Published online by Cambridge University Press: 07 September 2011
In the early 1480s, leonardo watched, no doubt enviously, as some of his successful contemporaries left Florence for major opportunities elsewhere. Botticelli and Ghirlandaio had gone to Rome to work in the Sistine Chapel. Verrocchio was then planning to move to Venice, having won, in 1480, the prestigious competition for the design of the monument for the great condottiere Bartolomeo Colleoni. He died there in 1488, some years before the completion and installation of his magnificent equestrian statue. Having sought a papal project for many years, the Pollaiuoli were finally asked in 1484 to create a tomb for Pope Sixtus IV; they immediately relocated to Rome, where they died in the 1490s.

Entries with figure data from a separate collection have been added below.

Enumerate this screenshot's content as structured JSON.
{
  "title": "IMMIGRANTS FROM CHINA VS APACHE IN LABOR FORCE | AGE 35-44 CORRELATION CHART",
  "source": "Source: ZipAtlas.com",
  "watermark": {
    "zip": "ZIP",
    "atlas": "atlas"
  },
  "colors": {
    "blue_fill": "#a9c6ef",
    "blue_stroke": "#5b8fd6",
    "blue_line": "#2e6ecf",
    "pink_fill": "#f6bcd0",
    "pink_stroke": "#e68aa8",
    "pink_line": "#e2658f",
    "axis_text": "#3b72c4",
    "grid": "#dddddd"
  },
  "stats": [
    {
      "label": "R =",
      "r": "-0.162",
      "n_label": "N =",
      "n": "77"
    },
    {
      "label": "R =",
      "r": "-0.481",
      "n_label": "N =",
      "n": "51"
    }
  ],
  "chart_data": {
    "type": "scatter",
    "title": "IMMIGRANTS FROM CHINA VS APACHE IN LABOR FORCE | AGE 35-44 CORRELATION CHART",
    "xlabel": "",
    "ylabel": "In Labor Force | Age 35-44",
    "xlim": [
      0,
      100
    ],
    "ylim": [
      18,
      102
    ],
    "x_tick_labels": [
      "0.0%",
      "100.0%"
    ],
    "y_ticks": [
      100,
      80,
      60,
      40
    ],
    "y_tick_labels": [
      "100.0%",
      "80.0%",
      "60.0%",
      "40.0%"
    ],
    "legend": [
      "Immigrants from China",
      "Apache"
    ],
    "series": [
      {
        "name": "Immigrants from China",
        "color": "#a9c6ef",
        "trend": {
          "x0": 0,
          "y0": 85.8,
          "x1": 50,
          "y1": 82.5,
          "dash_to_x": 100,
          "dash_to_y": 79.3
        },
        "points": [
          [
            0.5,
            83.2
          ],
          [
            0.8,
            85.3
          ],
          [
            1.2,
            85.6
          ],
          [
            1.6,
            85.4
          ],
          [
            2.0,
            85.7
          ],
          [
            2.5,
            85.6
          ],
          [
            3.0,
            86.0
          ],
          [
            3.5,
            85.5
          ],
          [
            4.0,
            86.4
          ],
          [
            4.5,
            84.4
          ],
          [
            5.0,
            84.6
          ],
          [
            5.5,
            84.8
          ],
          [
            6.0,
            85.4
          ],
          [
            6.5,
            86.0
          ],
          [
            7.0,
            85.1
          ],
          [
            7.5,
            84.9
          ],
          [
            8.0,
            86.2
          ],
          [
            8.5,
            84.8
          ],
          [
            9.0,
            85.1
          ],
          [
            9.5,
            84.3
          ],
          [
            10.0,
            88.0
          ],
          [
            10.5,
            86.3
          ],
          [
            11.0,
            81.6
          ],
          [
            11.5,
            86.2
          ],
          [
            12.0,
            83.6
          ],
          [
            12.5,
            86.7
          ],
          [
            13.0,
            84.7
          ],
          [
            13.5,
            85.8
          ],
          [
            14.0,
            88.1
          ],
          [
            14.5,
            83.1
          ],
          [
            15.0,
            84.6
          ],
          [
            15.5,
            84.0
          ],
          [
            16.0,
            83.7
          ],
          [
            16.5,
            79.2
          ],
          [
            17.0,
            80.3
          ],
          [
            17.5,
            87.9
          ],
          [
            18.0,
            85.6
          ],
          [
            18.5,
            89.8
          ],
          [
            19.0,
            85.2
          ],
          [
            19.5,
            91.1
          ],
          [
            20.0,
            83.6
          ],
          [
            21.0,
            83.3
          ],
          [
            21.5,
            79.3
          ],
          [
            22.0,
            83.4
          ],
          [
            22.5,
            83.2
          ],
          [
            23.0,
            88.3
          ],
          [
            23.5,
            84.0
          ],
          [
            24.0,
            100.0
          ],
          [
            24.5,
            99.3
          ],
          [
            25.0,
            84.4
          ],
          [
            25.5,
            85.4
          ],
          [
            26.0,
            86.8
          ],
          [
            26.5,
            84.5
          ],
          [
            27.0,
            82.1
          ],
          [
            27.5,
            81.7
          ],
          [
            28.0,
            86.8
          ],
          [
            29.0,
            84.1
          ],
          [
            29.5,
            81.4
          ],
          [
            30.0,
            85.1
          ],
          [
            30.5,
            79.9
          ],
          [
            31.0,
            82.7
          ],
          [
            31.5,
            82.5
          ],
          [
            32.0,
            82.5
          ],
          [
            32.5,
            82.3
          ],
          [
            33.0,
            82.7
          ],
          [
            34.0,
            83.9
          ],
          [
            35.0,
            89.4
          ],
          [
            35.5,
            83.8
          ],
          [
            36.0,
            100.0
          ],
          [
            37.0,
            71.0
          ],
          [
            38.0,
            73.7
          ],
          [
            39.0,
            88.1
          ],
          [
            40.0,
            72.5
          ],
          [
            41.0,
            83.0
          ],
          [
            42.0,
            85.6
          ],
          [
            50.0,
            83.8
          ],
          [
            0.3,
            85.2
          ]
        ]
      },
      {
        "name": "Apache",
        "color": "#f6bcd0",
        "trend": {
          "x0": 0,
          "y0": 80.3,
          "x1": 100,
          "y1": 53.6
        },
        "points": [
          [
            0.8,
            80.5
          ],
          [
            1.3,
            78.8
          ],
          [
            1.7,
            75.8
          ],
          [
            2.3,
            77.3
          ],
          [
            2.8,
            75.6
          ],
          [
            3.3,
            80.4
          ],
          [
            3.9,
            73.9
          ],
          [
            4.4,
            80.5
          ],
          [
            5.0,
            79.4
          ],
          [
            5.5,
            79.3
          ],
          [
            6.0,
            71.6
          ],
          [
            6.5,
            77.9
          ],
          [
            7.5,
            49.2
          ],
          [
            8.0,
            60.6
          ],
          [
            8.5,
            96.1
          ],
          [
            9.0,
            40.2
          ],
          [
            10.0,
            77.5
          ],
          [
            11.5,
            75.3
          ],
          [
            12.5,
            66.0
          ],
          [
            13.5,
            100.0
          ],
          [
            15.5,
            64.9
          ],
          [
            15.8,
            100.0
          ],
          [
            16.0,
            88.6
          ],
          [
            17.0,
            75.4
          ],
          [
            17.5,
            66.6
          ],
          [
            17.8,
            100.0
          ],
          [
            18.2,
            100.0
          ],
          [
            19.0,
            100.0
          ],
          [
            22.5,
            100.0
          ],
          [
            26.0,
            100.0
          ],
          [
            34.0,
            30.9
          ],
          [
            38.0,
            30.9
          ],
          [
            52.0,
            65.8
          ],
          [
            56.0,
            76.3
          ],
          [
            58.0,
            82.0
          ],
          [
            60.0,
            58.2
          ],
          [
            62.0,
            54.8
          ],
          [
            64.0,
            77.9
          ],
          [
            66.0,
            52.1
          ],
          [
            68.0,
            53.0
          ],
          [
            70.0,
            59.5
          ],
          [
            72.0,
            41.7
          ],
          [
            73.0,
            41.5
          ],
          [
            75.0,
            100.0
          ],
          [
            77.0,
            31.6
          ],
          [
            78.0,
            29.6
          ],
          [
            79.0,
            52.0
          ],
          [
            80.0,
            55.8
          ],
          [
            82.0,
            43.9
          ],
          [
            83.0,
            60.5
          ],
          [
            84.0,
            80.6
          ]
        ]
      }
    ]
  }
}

Apparently, Leonardo, too, wished to leave. By then, he had learned some bitter truths about Florence and human nature that Vasari, decades later, would explain:
all persons of spirit will not stay content with being equal, much less inferior, to those whom they see to be men like themselves, although they may recognize them as masters – nay, it forces them very often to desire their own advancement so eagerly, that, if they are not kindly or wise by nature, they turn out evil-speakers, ungrateful, and unthankful for benefits. It is true, indeed, that when a man has learnt there [in Florence] as much as suffices him, and desires to become rich, take his departure from that place and find a sale abroad for the excellence of his works and for the repute conferred on him by that city, as the doctors do with the fame derived from their studies. For Florence treats her craftsmen as time treats its own works, which, when perfected, it destroys and consumes little by little.